Cut to the social media. There are actors and other popular professionals with a massive following on Twitter; from a few lakh to even millions, who regularly interact with their followers on this platform. I am not sure if all of them respond to tweets personally or have cyber-savvy managers to ghost tweet! Whether it is direct or proxy engagement, a channel of communication with the audience is a healthy sign in a democracy. But how does one draw the line between well-meaning interface and downright rudeness or obnoxious behaviour?
Twitter gives the common man — perfect strangers at that, a chance to interact with super achievers. But when some misuse that opportunity, you cannot blame celebrities if they go into a shell or clamp down by initiating legal action or blocking handles of those creating a nuisance; only those who are approved as followers are in the loop.

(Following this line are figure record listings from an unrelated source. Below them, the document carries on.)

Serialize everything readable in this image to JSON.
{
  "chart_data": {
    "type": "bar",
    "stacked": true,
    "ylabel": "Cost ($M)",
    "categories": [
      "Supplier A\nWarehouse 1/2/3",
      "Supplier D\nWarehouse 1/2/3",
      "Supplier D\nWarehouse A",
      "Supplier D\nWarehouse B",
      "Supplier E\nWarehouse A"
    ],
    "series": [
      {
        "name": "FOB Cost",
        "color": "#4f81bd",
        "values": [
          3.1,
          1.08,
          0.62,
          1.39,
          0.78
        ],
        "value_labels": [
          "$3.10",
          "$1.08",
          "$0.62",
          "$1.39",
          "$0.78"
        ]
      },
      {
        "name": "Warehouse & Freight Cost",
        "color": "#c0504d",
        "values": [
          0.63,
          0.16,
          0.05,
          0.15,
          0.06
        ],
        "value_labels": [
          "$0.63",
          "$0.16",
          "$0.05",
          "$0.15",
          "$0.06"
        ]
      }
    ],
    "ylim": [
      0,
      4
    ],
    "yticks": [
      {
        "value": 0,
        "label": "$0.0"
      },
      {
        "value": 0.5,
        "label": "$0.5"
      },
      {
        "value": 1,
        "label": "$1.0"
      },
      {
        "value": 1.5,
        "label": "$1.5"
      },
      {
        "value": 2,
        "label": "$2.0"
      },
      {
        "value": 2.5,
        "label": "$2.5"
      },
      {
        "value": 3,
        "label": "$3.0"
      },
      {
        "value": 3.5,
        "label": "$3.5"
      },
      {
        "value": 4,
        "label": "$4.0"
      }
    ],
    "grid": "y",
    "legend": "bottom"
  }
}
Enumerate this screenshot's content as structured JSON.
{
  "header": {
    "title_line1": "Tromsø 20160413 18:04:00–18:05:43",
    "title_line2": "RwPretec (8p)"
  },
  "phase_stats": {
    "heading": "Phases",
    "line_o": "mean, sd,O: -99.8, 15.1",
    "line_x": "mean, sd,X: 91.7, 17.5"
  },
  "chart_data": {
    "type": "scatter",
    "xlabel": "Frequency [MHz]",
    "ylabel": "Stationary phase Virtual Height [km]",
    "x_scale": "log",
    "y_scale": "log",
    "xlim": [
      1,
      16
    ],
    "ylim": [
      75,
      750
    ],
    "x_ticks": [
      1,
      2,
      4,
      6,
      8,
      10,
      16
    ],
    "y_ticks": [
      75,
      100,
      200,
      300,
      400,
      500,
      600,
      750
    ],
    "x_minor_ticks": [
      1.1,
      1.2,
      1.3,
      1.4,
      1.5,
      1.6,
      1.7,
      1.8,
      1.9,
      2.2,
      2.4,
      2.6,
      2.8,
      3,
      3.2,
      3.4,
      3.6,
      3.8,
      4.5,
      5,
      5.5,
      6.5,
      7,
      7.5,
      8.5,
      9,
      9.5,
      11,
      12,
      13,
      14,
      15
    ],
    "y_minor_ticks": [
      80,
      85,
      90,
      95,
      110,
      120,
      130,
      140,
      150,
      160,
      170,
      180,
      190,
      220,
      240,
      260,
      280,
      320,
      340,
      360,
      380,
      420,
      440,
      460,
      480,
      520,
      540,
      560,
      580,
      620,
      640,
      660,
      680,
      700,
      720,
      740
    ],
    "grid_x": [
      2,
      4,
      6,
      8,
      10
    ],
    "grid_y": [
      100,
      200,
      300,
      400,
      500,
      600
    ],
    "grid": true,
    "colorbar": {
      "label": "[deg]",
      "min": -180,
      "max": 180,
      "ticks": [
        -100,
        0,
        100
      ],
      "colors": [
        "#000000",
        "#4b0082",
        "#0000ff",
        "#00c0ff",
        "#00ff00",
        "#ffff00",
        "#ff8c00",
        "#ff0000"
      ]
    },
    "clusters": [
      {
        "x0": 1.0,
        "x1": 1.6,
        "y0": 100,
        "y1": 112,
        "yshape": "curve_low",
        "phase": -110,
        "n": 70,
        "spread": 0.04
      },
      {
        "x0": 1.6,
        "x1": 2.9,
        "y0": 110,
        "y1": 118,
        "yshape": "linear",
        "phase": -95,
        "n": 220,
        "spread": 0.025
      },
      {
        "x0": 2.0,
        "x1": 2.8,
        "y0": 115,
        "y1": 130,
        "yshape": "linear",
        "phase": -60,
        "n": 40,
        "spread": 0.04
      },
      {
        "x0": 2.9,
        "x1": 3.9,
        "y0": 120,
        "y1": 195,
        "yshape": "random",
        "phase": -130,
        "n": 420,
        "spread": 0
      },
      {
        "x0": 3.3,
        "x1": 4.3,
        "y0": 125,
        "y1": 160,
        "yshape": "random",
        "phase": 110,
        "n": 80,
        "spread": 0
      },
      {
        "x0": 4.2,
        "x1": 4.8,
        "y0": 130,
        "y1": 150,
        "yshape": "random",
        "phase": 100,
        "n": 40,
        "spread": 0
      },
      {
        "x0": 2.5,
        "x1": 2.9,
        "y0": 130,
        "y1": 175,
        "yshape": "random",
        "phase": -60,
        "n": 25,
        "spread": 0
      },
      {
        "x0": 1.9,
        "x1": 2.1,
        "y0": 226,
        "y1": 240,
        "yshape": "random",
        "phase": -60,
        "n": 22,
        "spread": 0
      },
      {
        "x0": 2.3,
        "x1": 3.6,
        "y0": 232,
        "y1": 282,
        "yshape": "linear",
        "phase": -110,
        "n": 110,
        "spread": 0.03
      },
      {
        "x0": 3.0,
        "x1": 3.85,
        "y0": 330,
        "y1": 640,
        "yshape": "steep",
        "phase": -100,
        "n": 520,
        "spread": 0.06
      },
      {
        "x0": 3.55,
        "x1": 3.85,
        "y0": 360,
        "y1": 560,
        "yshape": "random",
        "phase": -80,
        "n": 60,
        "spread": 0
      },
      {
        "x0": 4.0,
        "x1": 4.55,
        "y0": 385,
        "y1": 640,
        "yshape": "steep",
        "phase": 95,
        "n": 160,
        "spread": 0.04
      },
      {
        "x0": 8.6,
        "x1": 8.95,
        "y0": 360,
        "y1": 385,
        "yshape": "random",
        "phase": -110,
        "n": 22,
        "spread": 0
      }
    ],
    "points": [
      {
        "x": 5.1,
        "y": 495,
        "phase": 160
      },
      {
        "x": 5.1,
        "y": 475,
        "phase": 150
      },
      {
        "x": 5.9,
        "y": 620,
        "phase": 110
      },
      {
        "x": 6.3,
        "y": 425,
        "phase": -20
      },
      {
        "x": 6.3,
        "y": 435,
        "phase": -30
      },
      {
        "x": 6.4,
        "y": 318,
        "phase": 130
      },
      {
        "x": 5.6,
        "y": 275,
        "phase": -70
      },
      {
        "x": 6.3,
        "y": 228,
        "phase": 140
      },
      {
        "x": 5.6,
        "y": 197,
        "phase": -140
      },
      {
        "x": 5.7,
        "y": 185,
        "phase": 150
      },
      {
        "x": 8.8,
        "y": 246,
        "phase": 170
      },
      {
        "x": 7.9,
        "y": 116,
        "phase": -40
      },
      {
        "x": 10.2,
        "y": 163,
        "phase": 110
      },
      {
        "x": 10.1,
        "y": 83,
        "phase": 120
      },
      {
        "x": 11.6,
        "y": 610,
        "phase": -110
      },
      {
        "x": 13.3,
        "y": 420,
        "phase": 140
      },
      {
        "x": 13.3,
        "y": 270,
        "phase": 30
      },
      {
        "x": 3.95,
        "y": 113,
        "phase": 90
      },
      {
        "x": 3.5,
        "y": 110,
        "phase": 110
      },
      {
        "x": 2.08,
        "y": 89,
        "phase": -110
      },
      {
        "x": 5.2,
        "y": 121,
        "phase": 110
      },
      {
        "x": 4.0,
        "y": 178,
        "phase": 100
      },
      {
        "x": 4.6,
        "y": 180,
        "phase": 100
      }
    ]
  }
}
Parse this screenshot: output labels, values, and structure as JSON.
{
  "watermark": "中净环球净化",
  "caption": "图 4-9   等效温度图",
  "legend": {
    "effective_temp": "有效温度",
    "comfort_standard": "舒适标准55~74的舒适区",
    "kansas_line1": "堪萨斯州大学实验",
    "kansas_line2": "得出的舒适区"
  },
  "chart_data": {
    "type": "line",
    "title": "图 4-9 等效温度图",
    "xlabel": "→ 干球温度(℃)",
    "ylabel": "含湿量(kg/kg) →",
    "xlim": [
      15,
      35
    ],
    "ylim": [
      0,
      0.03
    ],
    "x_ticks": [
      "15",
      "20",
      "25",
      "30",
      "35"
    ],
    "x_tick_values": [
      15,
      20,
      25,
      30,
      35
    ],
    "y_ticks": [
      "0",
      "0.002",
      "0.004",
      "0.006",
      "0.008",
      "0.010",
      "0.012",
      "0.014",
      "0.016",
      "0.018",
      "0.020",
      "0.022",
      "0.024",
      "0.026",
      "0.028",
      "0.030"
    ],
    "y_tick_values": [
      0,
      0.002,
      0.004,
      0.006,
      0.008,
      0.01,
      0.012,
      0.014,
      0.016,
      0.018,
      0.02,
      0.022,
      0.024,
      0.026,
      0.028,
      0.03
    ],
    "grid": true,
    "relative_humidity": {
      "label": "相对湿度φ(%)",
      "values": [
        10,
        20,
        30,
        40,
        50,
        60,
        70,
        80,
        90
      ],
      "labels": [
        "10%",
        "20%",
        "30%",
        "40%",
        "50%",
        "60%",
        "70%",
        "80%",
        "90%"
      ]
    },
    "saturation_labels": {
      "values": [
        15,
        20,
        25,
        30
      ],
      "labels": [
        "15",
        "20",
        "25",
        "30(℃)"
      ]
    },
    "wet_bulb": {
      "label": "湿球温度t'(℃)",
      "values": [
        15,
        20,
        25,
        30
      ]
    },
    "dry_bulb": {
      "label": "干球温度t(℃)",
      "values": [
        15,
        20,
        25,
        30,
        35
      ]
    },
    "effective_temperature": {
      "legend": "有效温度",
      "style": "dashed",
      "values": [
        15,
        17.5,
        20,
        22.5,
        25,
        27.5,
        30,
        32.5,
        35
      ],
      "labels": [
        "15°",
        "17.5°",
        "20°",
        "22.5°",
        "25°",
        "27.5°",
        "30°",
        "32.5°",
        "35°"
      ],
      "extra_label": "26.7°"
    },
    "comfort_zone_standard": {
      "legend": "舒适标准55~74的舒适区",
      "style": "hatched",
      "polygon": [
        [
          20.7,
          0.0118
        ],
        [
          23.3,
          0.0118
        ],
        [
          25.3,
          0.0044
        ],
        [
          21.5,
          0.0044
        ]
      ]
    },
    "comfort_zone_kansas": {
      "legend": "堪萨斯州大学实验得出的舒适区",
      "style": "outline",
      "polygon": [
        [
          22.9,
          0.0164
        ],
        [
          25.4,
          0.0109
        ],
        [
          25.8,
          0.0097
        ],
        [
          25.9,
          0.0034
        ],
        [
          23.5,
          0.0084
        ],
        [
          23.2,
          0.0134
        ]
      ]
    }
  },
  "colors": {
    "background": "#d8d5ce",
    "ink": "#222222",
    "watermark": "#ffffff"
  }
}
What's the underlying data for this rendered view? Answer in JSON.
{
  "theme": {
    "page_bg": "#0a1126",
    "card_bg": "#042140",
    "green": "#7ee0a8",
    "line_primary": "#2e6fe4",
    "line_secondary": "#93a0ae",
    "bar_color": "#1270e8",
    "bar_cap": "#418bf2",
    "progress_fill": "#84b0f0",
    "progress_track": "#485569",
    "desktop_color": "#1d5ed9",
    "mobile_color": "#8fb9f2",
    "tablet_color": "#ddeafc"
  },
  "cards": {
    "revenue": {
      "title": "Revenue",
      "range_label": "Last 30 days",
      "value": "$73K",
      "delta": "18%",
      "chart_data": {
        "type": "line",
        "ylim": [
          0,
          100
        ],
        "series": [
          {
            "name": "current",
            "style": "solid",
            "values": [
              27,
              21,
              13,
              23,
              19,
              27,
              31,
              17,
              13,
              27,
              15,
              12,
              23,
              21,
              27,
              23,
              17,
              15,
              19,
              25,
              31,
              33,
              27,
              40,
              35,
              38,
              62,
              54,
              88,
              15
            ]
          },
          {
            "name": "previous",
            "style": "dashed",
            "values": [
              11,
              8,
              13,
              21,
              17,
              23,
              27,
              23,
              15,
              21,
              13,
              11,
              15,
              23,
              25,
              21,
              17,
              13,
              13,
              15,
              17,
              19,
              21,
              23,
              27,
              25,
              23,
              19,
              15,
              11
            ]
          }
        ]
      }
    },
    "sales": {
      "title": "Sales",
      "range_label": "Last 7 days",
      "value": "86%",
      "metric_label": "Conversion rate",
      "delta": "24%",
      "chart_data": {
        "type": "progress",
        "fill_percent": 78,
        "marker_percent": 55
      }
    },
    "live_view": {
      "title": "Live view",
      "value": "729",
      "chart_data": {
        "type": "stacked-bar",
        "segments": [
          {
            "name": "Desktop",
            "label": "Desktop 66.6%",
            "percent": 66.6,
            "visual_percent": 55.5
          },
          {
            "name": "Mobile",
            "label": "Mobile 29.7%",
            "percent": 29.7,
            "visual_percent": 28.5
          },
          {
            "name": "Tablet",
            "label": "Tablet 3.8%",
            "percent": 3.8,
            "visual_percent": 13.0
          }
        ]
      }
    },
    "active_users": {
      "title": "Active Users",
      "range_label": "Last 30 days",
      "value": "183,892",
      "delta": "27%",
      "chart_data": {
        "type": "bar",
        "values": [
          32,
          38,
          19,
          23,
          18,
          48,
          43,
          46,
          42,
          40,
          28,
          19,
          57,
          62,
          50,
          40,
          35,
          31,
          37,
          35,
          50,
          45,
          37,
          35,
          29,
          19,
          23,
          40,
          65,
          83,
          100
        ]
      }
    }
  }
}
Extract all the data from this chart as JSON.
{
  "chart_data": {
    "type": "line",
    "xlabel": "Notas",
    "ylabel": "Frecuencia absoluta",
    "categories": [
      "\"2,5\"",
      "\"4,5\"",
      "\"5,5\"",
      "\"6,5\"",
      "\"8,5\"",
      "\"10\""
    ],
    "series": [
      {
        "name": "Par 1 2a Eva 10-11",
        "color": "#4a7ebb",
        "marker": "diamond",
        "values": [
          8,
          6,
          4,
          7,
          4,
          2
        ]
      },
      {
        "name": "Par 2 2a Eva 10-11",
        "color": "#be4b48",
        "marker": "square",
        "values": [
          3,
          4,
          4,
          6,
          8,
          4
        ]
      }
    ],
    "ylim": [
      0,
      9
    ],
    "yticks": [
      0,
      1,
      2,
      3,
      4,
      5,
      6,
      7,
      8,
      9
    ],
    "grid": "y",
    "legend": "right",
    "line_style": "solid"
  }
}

There are extremes in every sphere. Here, there are followers who plead for a retweet. And there are those trolls and also cynics who nit pick and get on your nerves. Rudyard Kipling would have, in his inimitable style, probably advised some of our public figures on the social media to handle adulation and abuse; and treat both these impostors just the same. Easier said than done? In the last week, some of our most loved and admired celebrities have voiced concerns about the level to which some sections stoop to get attention. Shah Rukh Khan expressed anguish the other day. “Sad. I read judgments, jingoism, religious intolerance on the net and I used to think this platform will change narrow mindedness. No!” In pretty much the same vein, Rajdeep Sardesai laments “Could some ‘friends’ on the social media exercise restraint when commenting on communal violence? Or you want another riot? “The tone of some users is clearly not Karan Johar’s cup of tea. “Most amused at the level of self importance a series of absolute zero achievers have on this platform. I follow them for my amusement.” Some even unfairly refer to and target family members of public figures in bizarre contexts only to be shut off.
I’m not advocating imperviousness to criticism. But clearly, there is a difference between expressing a contrarian view and getting personal, commenting on family members, religion et al. A random analysis of the profiles of those who cross all limits of decency on Twitter will reveal a common thread. Most of them operate with strange pseudonyms. The number of people they follow would be at least a hundred times that of their own followers! And their tweets would run into thousands, some even clocking a few hundred a day; betraying a state of sheer joblessness!
I quite liked the way Siddharth Varadarajan, editor, The Hindu, put it, “blocking loony trolls on twitter as much fun as swatting mosquitoes with my electric racket. I post, they buzz, I zap. 20 today already!” The block-and-tackle antidote to the hide-and-tweet syndrome is effective but I really wish Twitter publicises the identities of those who are blocked by a certain number of users as well as those reported for abusive behaviour and spam. Till that happens, if you don’t want to take the improvised Kipling’s advice, try an old Arabian proverb: “The dogs bark but the caravan moves on.” Or just save screen shots and call your lawyer.